There are different ways of delivering these neoantigen vaccines. And, that's still a question that we're trying to better understand. But, there are a number of ways to deliver them that seem very efficient. We're hoping that this is going to be a new and effective therapy in the long run.
Brian Brewer: That's good to hear. Of course, the recent death of Alex Trebek has raised the profile of pancreatic cancer and treatment there. His statements have always been rather positive about the experience and how the different treatments he received prolonged his life. We'd like to ask, how has in general, immunotherapy and everything that's happening right now, changed your outlook or the outlook of others who are treating pancreatic cancer?
Dr. Elizabeth Jaffee: I think that's an important question. I'll just say to everyone that we're not there yet. However, even five years ago, I would have told you, "I don't know when we're going to be there."
Now, we're actually seeing some patients respond, even with metastatic disease. So, I am very hopeful in the next five years immunotherapies will have a role in pancreatic cancer.

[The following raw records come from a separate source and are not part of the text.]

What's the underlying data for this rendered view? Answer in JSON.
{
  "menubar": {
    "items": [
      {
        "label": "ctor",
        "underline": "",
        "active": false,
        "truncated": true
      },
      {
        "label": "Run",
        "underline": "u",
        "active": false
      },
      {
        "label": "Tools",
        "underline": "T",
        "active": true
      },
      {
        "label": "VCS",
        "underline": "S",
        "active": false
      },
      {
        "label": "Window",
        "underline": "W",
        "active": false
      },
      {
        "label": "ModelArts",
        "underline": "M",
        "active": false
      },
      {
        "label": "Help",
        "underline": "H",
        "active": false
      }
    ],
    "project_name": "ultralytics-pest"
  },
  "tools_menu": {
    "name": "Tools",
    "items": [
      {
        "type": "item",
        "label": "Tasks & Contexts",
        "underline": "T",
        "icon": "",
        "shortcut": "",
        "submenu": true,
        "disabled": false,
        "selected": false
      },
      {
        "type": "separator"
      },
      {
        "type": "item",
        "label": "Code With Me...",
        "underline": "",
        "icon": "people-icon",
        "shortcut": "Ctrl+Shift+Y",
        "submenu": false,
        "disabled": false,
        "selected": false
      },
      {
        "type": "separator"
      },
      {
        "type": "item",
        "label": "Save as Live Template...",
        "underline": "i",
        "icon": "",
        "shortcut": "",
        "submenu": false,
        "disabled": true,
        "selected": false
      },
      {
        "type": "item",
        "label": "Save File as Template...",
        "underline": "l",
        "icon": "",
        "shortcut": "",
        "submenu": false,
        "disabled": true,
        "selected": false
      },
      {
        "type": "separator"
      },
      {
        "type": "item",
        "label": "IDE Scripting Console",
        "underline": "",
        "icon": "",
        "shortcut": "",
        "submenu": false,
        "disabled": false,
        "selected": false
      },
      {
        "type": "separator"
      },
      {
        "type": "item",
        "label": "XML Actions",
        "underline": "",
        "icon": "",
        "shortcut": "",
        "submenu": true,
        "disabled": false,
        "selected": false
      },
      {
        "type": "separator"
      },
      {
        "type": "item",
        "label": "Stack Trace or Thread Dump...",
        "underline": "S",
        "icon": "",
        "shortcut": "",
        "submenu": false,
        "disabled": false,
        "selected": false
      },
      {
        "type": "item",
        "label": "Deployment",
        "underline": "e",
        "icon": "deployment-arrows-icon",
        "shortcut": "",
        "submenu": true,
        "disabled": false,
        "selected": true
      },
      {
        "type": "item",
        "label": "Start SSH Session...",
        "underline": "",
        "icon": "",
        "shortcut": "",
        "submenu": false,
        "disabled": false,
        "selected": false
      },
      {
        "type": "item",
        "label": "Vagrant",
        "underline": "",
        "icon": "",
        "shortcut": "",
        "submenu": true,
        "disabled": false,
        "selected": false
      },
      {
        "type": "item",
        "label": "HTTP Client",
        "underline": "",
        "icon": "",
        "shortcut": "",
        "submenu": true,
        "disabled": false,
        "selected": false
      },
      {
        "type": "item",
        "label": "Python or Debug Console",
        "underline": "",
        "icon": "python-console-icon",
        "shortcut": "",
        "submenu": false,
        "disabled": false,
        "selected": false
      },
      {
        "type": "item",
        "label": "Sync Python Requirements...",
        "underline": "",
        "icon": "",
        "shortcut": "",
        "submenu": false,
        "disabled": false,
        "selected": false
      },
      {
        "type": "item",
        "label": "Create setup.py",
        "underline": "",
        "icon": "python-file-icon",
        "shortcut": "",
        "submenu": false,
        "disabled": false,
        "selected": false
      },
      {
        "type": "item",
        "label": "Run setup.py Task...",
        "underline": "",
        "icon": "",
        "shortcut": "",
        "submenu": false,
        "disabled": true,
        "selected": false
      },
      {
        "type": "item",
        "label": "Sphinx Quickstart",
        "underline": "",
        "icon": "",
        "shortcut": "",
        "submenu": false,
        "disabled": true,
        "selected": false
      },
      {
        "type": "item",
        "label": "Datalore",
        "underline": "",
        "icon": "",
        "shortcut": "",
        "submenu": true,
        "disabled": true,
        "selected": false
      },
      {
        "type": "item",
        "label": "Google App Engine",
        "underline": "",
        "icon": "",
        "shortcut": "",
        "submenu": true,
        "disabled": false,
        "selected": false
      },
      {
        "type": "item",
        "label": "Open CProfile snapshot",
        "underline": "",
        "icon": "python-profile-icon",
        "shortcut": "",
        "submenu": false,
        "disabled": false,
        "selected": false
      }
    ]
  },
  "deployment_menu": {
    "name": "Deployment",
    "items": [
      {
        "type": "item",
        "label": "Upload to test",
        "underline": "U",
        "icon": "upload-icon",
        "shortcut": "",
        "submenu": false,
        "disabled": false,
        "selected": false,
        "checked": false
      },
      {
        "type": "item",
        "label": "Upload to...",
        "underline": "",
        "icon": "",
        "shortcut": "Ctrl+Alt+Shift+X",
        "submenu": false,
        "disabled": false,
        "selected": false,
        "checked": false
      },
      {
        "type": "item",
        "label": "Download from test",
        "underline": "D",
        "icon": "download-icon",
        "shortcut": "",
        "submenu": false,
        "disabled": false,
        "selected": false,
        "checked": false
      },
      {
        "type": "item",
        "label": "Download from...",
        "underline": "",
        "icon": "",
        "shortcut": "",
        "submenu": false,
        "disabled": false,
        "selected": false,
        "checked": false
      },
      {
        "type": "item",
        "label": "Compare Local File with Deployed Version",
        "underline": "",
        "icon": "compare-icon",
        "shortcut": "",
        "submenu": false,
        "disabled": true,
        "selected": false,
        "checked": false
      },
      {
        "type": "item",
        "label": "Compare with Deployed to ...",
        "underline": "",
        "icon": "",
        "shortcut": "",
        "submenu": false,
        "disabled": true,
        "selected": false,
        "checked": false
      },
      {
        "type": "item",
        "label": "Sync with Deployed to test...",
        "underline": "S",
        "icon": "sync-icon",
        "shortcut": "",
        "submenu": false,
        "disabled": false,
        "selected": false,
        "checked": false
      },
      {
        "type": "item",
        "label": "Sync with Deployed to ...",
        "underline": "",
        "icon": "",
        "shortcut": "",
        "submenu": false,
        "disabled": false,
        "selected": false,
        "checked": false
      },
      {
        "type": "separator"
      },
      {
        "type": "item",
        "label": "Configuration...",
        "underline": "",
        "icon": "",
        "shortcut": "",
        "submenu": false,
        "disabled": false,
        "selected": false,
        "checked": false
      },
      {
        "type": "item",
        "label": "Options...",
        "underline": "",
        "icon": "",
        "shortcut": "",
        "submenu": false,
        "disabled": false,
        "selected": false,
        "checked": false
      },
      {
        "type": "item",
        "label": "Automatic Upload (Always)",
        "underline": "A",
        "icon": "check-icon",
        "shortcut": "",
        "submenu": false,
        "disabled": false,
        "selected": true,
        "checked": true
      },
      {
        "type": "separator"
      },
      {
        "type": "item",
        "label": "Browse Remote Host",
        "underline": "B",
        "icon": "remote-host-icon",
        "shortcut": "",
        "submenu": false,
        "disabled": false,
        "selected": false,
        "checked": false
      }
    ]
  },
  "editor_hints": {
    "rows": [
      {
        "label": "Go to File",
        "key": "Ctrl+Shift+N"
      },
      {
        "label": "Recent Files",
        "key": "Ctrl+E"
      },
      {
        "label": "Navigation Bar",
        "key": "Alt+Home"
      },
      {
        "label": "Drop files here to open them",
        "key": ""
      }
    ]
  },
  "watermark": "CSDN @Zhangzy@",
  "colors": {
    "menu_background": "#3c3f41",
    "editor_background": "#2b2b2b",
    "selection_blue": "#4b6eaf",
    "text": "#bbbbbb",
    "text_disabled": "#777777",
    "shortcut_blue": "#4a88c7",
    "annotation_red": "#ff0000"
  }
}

Brian Brewer: That's fantastic. We all need to hear that. Dr. Jaffee, that's all the time we have. Thank you, everyone, for submitting your questions to Dr. Jaffee. If there were any that we didn't get to, we'll be following up in a blog post at the Cancer Research Institute website. Once again, Dr. Jaffee, thank you so much for your time.
Dr. Elizabeth Jaffee: Thank you, Brian.
Tamron Hall: Dr. Jaffee, thank you so much for the informative discussion on pancreatic cancer immunotherapy. And, thank you all for joining us and participating in the Q&A.